Na nota, a Polícia Federal informou que os fatos envolvendo a conduta do agente estão sendo apurados pela Corregedoria Regional da Superintendência Regional da Polícia Federal no estado. A corporação confirmou que abriu procedimento disciplinar e que, neste momento, toma as medidas administrativas cabíveis no âmbito interno. A PF também declarou que reafirma seu compromisso com a legalidade, a ética e a adequada conduta funcional de seus servidores.

A polêmica começou após prints de conversas entre estudantes do curso de Direito da UFMT vazarem nas redes sociais. Em uma das mensagens, um aluno sugere fazer um "ranking de alunas mais estupráveis" dos cursos. O conteúdo provocou revolta entre estudantes e movimentos feministas da universidade.

Segundo Guipa, algumas alunas que apareciam na lista abandonaram a faculdade após a exposição do caso. O influenciador criticou duramente a punição aplicada pela universidade e afirmou que a suspensão dos alunos seria insuficiente diante da gravidade do episódio. "Suspender um vagabundo como esse é a mesma coisa que você ter uma fratura exposta na perna e colocar um band-aid achando que vai curar", disparou.

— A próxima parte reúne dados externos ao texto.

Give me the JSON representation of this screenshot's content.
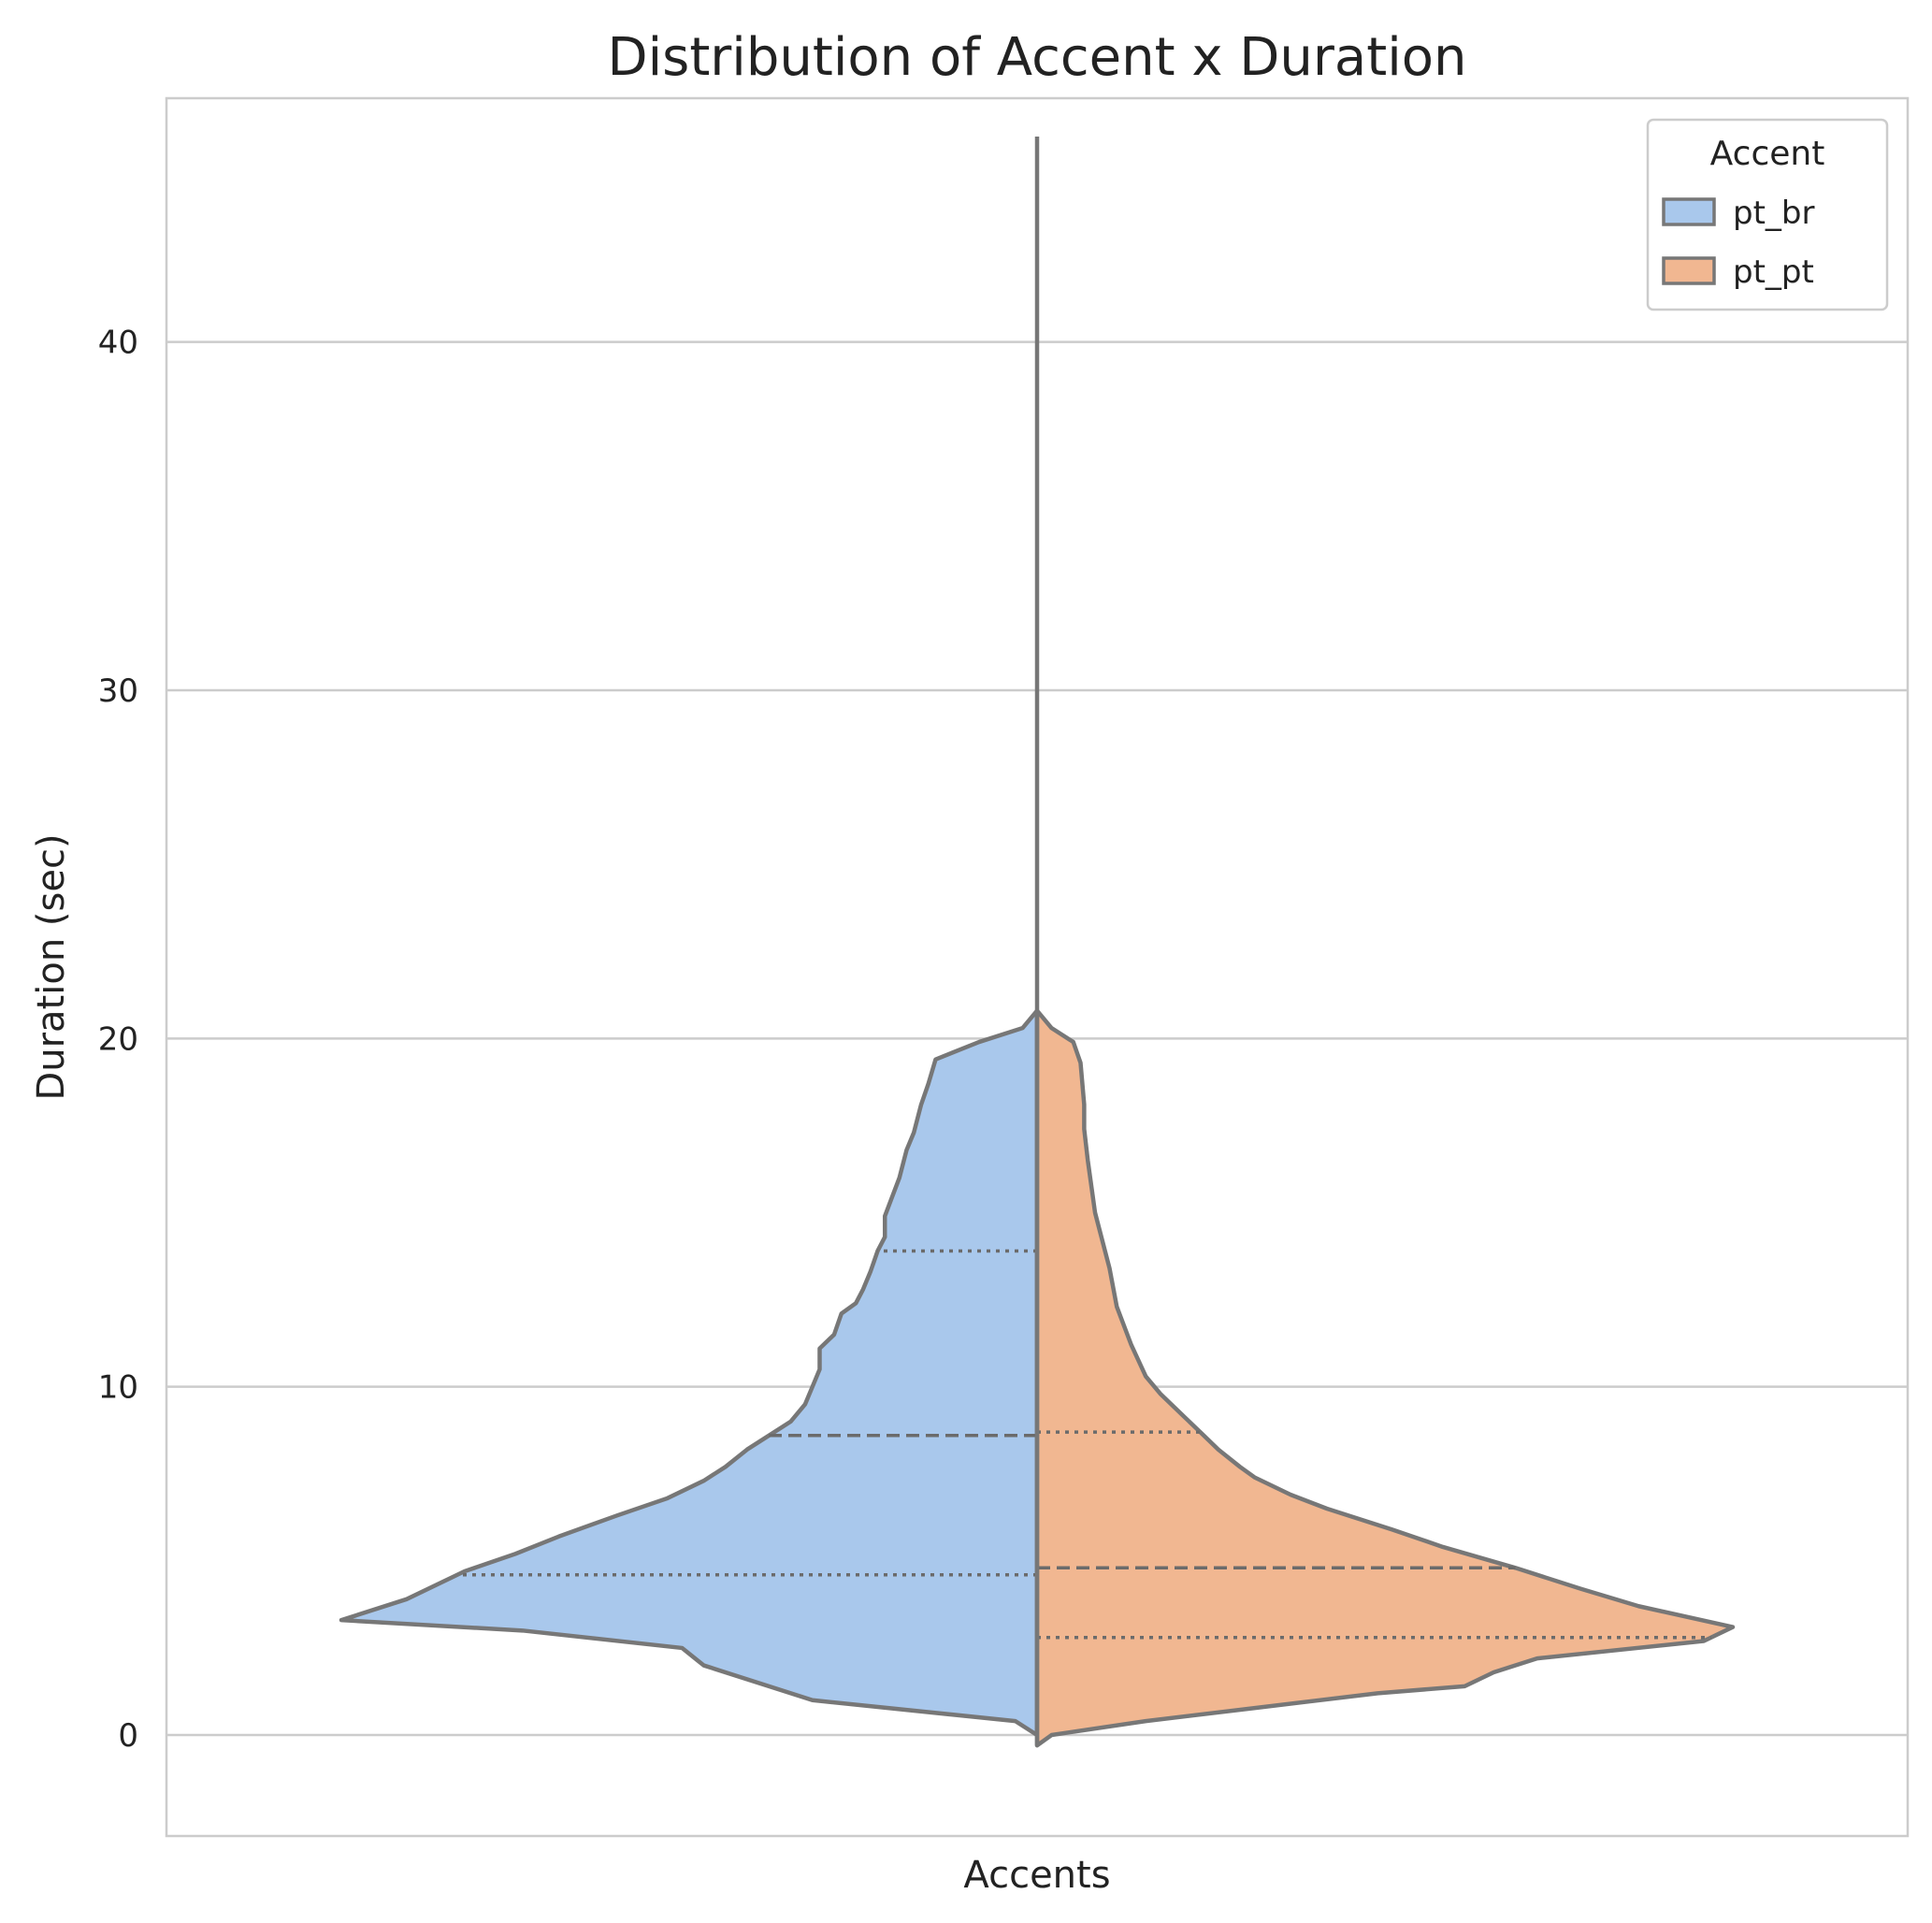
{
  "chart_data": {
    "type": "violin",
    "split": true,
    "title": "Distribution of Accent x Duration",
    "xlabel": "Accents",
    "ylabel": "Duration (sec)",
    "x_ticks": [],
    "y_ticks": [
      0,
      10,
      20,
      30,
      40
    ],
    "ylim": [
      -2.9,
      47.0
    ],
    "grid": "horizontal",
    "legend": {
      "title": "Accent",
      "position": "top-right",
      "entries": [
        "pt_br",
        "pt_pt"
      ]
    },
    "series": [
      {
        "name": "pt_br",
        "color": "#A9C8EC",
        "side": "left",
        "density": [
          [
            0.0,
            0.0
          ],
          [
            0.03,
            0.4
          ],
          [
            0.31,
            1.0
          ],
          [
            0.46,
            2.0
          ],
          [
            0.49,
            2.5
          ],
          [
            0.71,
            3.0
          ],
          [
            0.96,
            3.3
          ],
          [
            0.87,
            3.9
          ],
          [
            0.79,
            4.7
          ],
          [
            0.72,
            5.2
          ],
          [
            0.66,
            5.7
          ],
          [
            0.58,
            6.3
          ],
          [
            0.51,
            6.8
          ],
          [
            0.46,
            7.3
          ],
          [
            0.43,
            7.7
          ],
          [
            0.4,
            8.2
          ],
          [
            0.37,
            8.6
          ],
          [
            0.34,
            9.0
          ],
          [
            0.32,
            9.5
          ],
          [
            0.31,
            10.0
          ],
          [
            0.3,
            10.5
          ],
          [
            0.3,
            11.1
          ],
          [
            0.28,
            11.5
          ],
          [
            0.27,
            12.1
          ],
          [
            0.25,
            12.4
          ],
          [
            0.24,
            12.8
          ],
          [
            0.23,
            13.3
          ],
          [
            0.22,
            13.9
          ],
          [
            0.21,
            14.3
          ],
          [
            0.21,
            14.9
          ],
          [
            0.19,
            16.0
          ],
          [
            0.18,
            16.8
          ],
          [
            0.17,
            17.3
          ],
          [
            0.16,
            18.1
          ],
          [
            0.15,
            18.7
          ],
          [
            0.14,
            19.4
          ],
          [
            0.08,
            19.9
          ],
          [
            0.02,
            20.3
          ],
          [
            0.0,
            20.8
          ]
        ],
        "quartiles": [
          4.6,
          8.6,
          13.9
        ]
      },
      {
        "name": "pt_pt",
        "color": "#F1B791",
        "side": "right",
        "density": [
          [
            0.0,
            -0.3
          ],
          [
            0.02,
            0.0
          ],
          [
            0.15,
            0.4
          ],
          [
            0.31,
            0.8
          ],
          [
            0.47,
            1.2
          ],
          [
            0.59,
            1.4
          ],
          [
            0.63,
            1.8
          ],
          [
            0.69,
            2.2
          ],
          [
            0.92,
            2.7
          ],
          [
            0.96,
            3.1
          ],
          [
            0.83,
            3.7
          ],
          [
            0.75,
            4.2
          ],
          [
            0.66,
            4.8
          ],
          [
            0.56,
            5.4
          ],
          [
            0.49,
            5.9
          ],
          [
            0.4,
            6.5
          ],
          [
            0.35,
            6.9
          ],
          [
            0.3,
            7.4
          ],
          [
            0.28,
            7.7
          ],
          [
            0.25,
            8.2
          ],
          [
            0.23,
            8.6
          ],
          [
            0.2,
            9.2
          ],
          [
            0.17,
            9.8
          ],
          [
            0.15,
            10.3
          ],
          [
            0.13,
            11.2
          ],
          [
            0.11,
            12.3
          ],
          [
            0.1,
            13.4
          ],
          [
            0.08,
            15.0
          ],
          [
            0.07,
            16.5
          ],
          [
            0.065,
            17.4
          ],
          [
            0.065,
            18.1
          ],
          [
            0.06,
            19.3
          ],
          [
            0.05,
            19.9
          ],
          [
            0.02,
            20.3
          ],
          [
            0.0,
            20.8
          ]
        ],
        "quartiles": [
          2.8,
          4.8,
          8.7
        ]
      }
    ],
    "whisker": {
      "min": -0.3,
      "max": 45.9
    }
  }
}
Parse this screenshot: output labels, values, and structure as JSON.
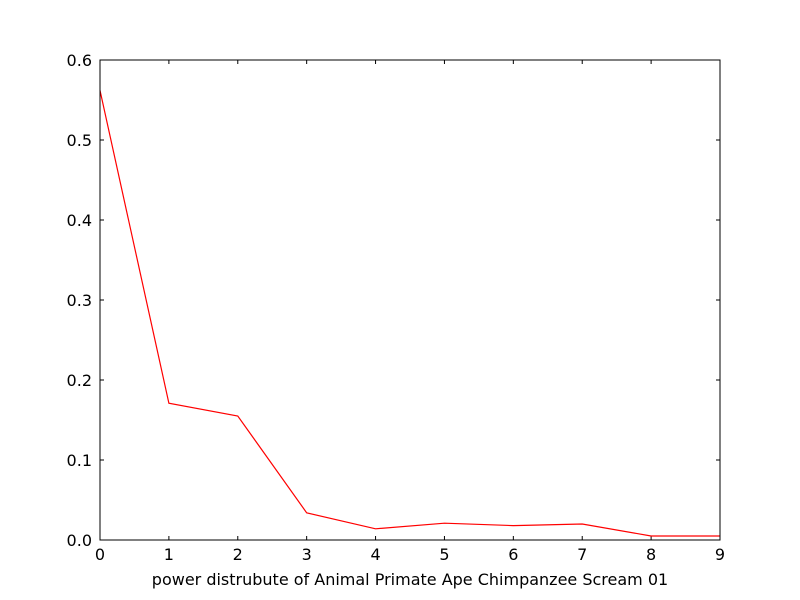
{
  "chart_data": {
    "type": "line",
    "title": "",
    "xlabel": "power distrubute of Animal Primate Ape Chimpanzee Scream 01",
    "ylabel": "",
    "xlim": [
      0,
      9
    ],
    "ylim": [
      0.0,
      0.6
    ],
    "x_ticks": [
      0,
      1,
      2,
      3,
      4,
      5,
      6,
      7,
      8,
      9
    ],
    "x_tick_labels": [
      "0",
      "1",
      "2",
      "3",
      "4",
      "5",
      "6",
      "7",
      "8",
      "9"
    ],
    "y_ticks": [
      0.0,
      0.1,
      0.2,
      0.3,
      0.4,
      0.5,
      0.6
    ],
    "y_tick_labels": [
      "0.0",
      "0.1",
      "0.2",
      "0.3",
      "0.4",
      "0.5",
      "0.6"
    ],
    "grid": false,
    "series": [
      {
        "color": "#ff0000",
        "x": [
          0,
          1,
          2,
          3,
          4,
          5,
          6,
          7,
          8,
          9
        ],
        "y": [
          0.562,
          0.171,
          0.155,
          0.034,
          0.014,
          0.021,
          0.018,
          0.02,
          0.005,
          0.005
        ]
      }
    ]
  }
}
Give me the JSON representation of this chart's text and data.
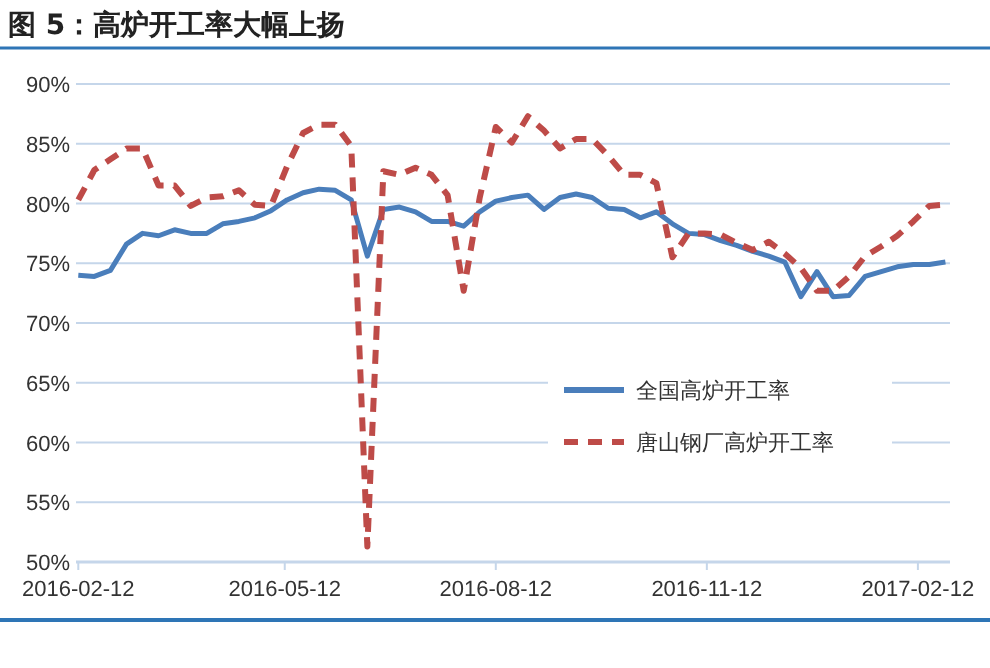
{
  "chart_data": {
    "type": "line",
    "title": "图 5：高炉开工率大幅上扬",
    "x": [
      "2016-02-12",
      "2016-02-19",
      "2016-02-26",
      "2016-03-04",
      "2016-03-11",
      "2016-03-18",
      "2016-03-25",
      "2016-04-01",
      "2016-04-08",
      "2016-04-15",
      "2016-04-22",
      "2016-04-29",
      "2016-05-06",
      "2016-05-13",
      "2016-05-20",
      "2016-05-27",
      "2016-06-03",
      "2016-06-10",
      "2016-06-17",
      "2016-06-24",
      "2016-07-01",
      "2016-07-08",
      "2016-07-15",
      "2016-07-22",
      "2016-07-29",
      "2016-08-05",
      "2016-08-12",
      "2016-08-19",
      "2016-08-26",
      "2016-09-02",
      "2016-09-09",
      "2016-09-16",
      "2016-09-23",
      "2016-09-30",
      "2016-10-07",
      "2016-10-14",
      "2016-10-21",
      "2016-10-28",
      "2016-11-04",
      "2016-11-11",
      "2016-11-18",
      "2016-11-25",
      "2016-12-02",
      "2016-12-09",
      "2016-12-16",
      "2016-12-23",
      "2016-12-30",
      "2017-01-06",
      "2017-01-13",
      "2017-01-20",
      "2017-01-27",
      "2017-02-03",
      "2017-02-10",
      "2017-02-17",
      "2017-02-24"
    ],
    "series": [
      {
        "name": "全国高炉开工率",
        "color": "#4a7ebb",
        "line_style": "solid",
        "values": [
          74.0,
          73.9,
          74.4,
          76.6,
          77.5,
          77.3,
          77.8,
          77.5,
          77.5,
          78.3,
          78.5,
          78.8,
          79.4,
          80.3,
          80.9,
          81.2,
          81.1,
          80.3,
          75.6,
          79.5,
          79.7,
          79.3,
          78.5,
          78.5,
          78.1,
          79.3,
          80.2,
          80.5,
          80.7,
          79.5,
          80.5,
          80.8,
          80.5,
          79.6,
          79.5,
          78.8,
          79.3,
          78.3,
          77.5,
          77.4,
          76.9,
          76.5,
          76.0,
          75.6,
          75.1,
          72.2,
          74.3,
          72.2,
          72.3,
          73.9,
          74.3,
          74.7,
          74.9,
          74.9,
          75.1
        ]
      },
      {
        "name": "唐山钢厂高炉开工率",
        "color": "#be4b48",
        "line_style": "dashed",
        "values": [
          80.3,
          82.8,
          83.7,
          84.6,
          84.6,
          81.5,
          81.5,
          79.8,
          80.5,
          80.6,
          81.1,
          79.9,
          79.8,
          83.1,
          85.9,
          86.6,
          86.6,
          84.8,
          51.3,
          82.7,
          82.4,
          83.0,
          82.4,
          80.7,
          72.7,
          80.5,
          86.4,
          85.1,
          87.3,
          86.1,
          84.6,
          85.4,
          85.4,
          84.0,
          82.4,
          82.4,
          81.7,
          75.5,
          77.5,
          77.5,
          77.4,
          76.7,
          76.1,
          76.8,
          75.8,
          74.6,
          72.7,
          72.7,
          73.9,
          75.6,
          76.4,
          77.3,
          78.5,
          79.8,
          79.9
        ]
      }
    ],
    "xlim": [
      "2016-02-11",
      "2017-02-26"
    ],
    "xticks": [
      "2016-02-12",
      "2016-05-12",
      "2016-08-12",
      "2016-11-12",
      "2017-02-12"
    ],
    "ylim": [
      50,
      90
    ],
    "yticks": [
      {
        "value": 50,
        "label": "50%"
      },
      {
        "value": 55,
        "label": "55%"
      },
      {
        "value": 60,
        "label": "60%"
      },
      {
        "value": 65,
        "label": "65%"
      },
      {
        "value": 70,
        "label": "70%"
      },
      {
        "value": 75,
        "label": "75%"
      },
      {
        "value": 80,
        "label": "80%"
      },
      {
        "value": 85,
        "label": "85%"
      },
      {
        "value": 90,
        "label": "90%"
      }
    ],
    "grid": "y",
    "legend": "bottom right",
    "marker": "none"
  }
}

O influenciador ainda denunciou que o policial federal teria ido até o campus armado com um revólver para ameaçar estudantes que participavam das cobranças por punição. "O cara não pode entrar numa instituição junto com o filho armado e ameaçar os estudantes que estão correndo pelo certo", afirmou.

A promotora Claire Vogel Dutra, do Ministério Público de Mato Grosso (MPMT), instaurou procedimento administrativo para apurar as denúncias de misoginia e violência contra mulheres dentro da universidade.

A UFMT também abriu investigação interna, afastou preventivamente estudantes envolvidos e suspendeu aulas presenciais do curso de engenharia civil após as denúncias de ameaças no campus.